In 1999, Uhlig established the German-Ethiopian Foundation to promote research in Ethiopian studies and support emerging scholars. Financed by private funds and the German-Ethiopian Foundation, Uhlig established the Hiob Ludolf Visiting Professorship in 2003/04, which deals with topics from politics, business and society.

==Selected works==
Uhlig's main work is the Encyclopaedia Aethiopica, which he worked on for around 20 years and edited four out of five volumes. It scientific encyclopaedia provides with 4365 articles on Ethiopia and the neighbouring regions; it covers topics from history, languages, literature, ethnology, religion, culture, society and art.

Uhlig's 1988 work Äthiopische Paläographie provides basic research for the chronological classification of Ethiopian manuscripts; a condensed version of which was used in the Introduction to Ethiopian Palaeography (1990).

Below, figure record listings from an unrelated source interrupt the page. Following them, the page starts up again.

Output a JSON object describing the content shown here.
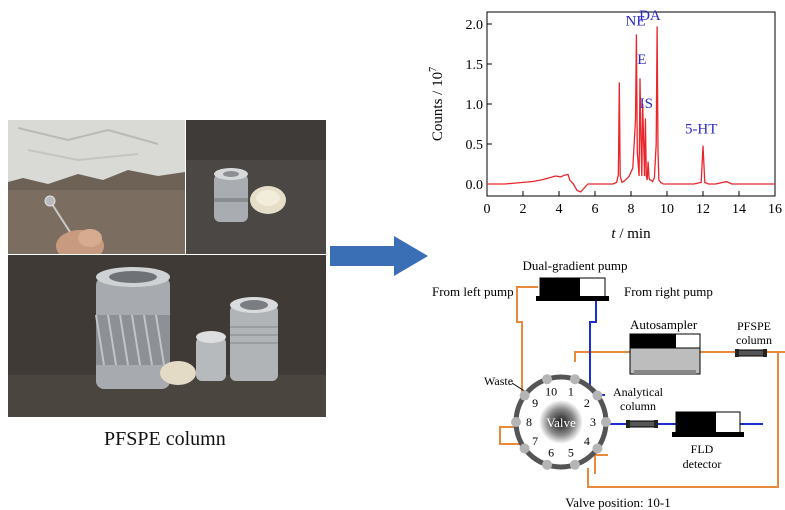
{
  "photos": {
    "caption": "PFSPE column"
  },
  "chart_data": {
    "type": "line",
    "xlabel_italic": "t",
    "xlabel_rest": " / min",
    "ylabel": "Counts / 10",
    "ylabel_exp": "7",
    "xlim": [
      0,
      16
    ],
    "ylim": [
      -0.15,
      2.15
    ],
    "x_ticks": [
      "0",
      "2",
      "4",
      "6",
      "8",
      "10",
      "12",
      "14",
      "16"
    ],
    "y_ticks": [
      "0.0",
      "0.5",
      "1.0",
      "1.5",
      "2.0"
    ],
    "series_color": "#e8262b",
    "label_color": "#2a2acb",
    "series": [
      {
        "x": [
          0,
          1,
          2,
          2.5,
          3,
          3.5,
          3.8,
          4.1,
          4.3,
          4.5,
          4.6,
          4.8,
          5.0,
          5.2,
          5.4,
          5.6,
          6.0,
          6.5,
          7.0,
          7.2,
          7.3,
          7.35,
          7.4,
          7.5,
          7.7,
          7.9,
          8.1,
          8.25,
          8.3,
          8.35,
          8.45,
          8.5,
          8.55,
          8.6,
          8.65,
          8.75,
          8.8,
          8.85,
          8.9,
          8.95,
          9.0,
          9.05,
          9.1,
          9.2,
          9.3,
          9.4,
          9.45,
          9.5,
          9.55,
          9.65,
          9.8,
          10.5,
          11.0,
          11.5,
          11.9,
          12.0,
          12.1,
          12.3,
          12.7,
          13.3,
          13.6,
          14.0,
          15.0,
          16.0
        ],
        "y": [
          0.0,
          0.0,
          0.02,
          0.03,
          0.05,
          0.08,
          0.1,
          0.09,
          0.11,
          0.12,
          0.05,
          0.0,
          -0.08,
          -0.1,
          -0.05,
          0.0,
          0.0,
          0.0,
          0.0,
          0.02,
          0.12,
          1.27,
          0.1,
          0.02,
          0.05,
          0.1,
          0.2,
          0.8,
          1.87,
          0.4,
          0.1,
          1.32,
          0.6,
          0.1,
          1.0,
          0.1,
          0.82,
          0.1,
          0.05,
          0.28,
          0.08,
          0.05,
          0.05,
          0.03,
          0.08,
          0.5,
          1.97,
          0.4,
          0.05,
          0.02,
          0.0,
          0.0,
          0.0,
          0.0,
          0.02,
          0.48,
          0.02,
          0.0,
          0.0,
          0.03,
          0.0,
          0.0,
          0.0,
          0.0
        ]
      }
    ],
    "annotations": [
      {
        "text": "NE",
        "x": 8.25,
        "y": 1.98
      },
      {
        "text": "DA",
        "x": 9.05,
        "y": 2.05
      },
      {
        "text": "E",
        "x": 8.6,
        "y": 1.5
      },
      {
        "text": "IS",
        "x": 8.85,
        "y": 0.95
      },
      {
        "text": "5-HT",
        "x": 11.9,
        "y": 0.63
      }
    ]
  },
  "diagram": {
    "pump": "Dual-gradient pump",
    "from_left": "From left pump",
    "from_right": "From right pump",
    "autosampler": "Autosampler",
    "pfspe": "PFSPE",
    "column": "column",
    "waste": "Waste",
    "analytical": "Analytical",
    "analytical_column": "column",
    "fld": "FLD",
    "detector": "detector",
    "valve": "Valve",
    "valve_position": "Valve position: 10-1",
    "ports": [
      "10",
      "1",
      "2",
      "3",
      "4",
      "5",
      "6",
      "7",
      "8",
      "9"
    ],
    "tube_orange": "#e8893c",
    "tube_blue": "#1c2fd0",
    "arrow_color": "#3b6fb5"
  }
}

Uhlig also edited an illustrated volume David Appleyard and others in 2017, titled Ethiopia: History, Culture, and Challenges. The book delves into various facets of Ethiopia, encompassing geography, history, cultures, religions, society, politics, contemporary developments, and major challenges. A German edition of the book, titled Äthiopien – Geschichte, Kultur, Herausforderungen (2018), has also been published.

In collaboration with Gernot Bühring, Uhlig has jointly published and provided commentary on a rare early work concerning Ethiopian history in 1994, Damian de Góis' work on the faith and customs of the Ethiopians dating back to the year 1540.

After the death of the bibliographer Lockot, Uhlig collaborated with Verena Böll to edit and publish his bibliography titled Bibliographia Aethiopica II (1998).

==Research==
Uhlig has primarily contributed foundational works to the field of Ethiopian Studies. At the beginning of his career, palaeographic and codicological investigations were at the forefront of his research interests, later shifting to a focus on textual-critical contributions. Throughout each phase of his research, he focused on the transitional period from pre-scientific Ethiopian studies to the establishment of scientific Ethiopian Studies, such as the works of Damian de Góis and Ludolf.

The focus of Uhlig's work lies in providing essential working materials in the field of Ethiopian studies, such as the Encyclopaedia Aethiopica.

==Awards and honors==
- 2016 – Edward Ullendorff Medal, The British Academy
- 2018 – Award for Professional Excellence, Bikila Awards

==Bibliography==
===Books===
- Das äthiopische Henochbuch. Jüdische Schriften aus hellenistisch-römischer Zeit V 6 (1984) ISBN 978-3-579-03956-5
- Äthiopische Paläographie (1988) ISBN 978-3-515-04562-9
- Novum Testamentum Aethiopice: Die Gefangenschaftsbriefe (1993) ISBN 3-515-05447-2
- Damian de Góis’ Schrift über Glaube und Sitten der Äthiopier (1994) ISBN 978-3-447-03512-5
- Encyclopaedia Aethiopica (2003–2014) ISBN 978-3-447-04746-3

====Festschrift for Uhlig====
- Studia Aethiopica (2004) ISBN 9783447048910

===Selected articles===
- Uhlig, S. (1988). Ludolfs Deutung der äthiopischen Geschichte des 17. Jahrhunderts in der ‚Schaubühne der Weltgeschichte‘. Afrika und Übersee 71(2), 267–286.
- Uhlig, S. (1989). Ein pseudepigraphischer Actaschluss in der äthiopischen Version, Oriens Christianus 73,129-136.
- Uhlig, S. (1999). Dǝrsan des Yaʿqob von Sǝrug für den vierten Sonntag im Monat Taḫśaś. Aethiopica, 2, 7-52.
- Uhlig, S. (2001). Eine trilinguale ʿEzana-Inschrift. Aethiopica, 4, 7-31.
- Uhlig, S. (2003). Bible: Biblical text criticism, Encyclopaedia Aethiopica I, 565–569
- Uhlig, S.(2007). Ludolf, Hiob, Encyclopaedia Aethiopica III, 601–603.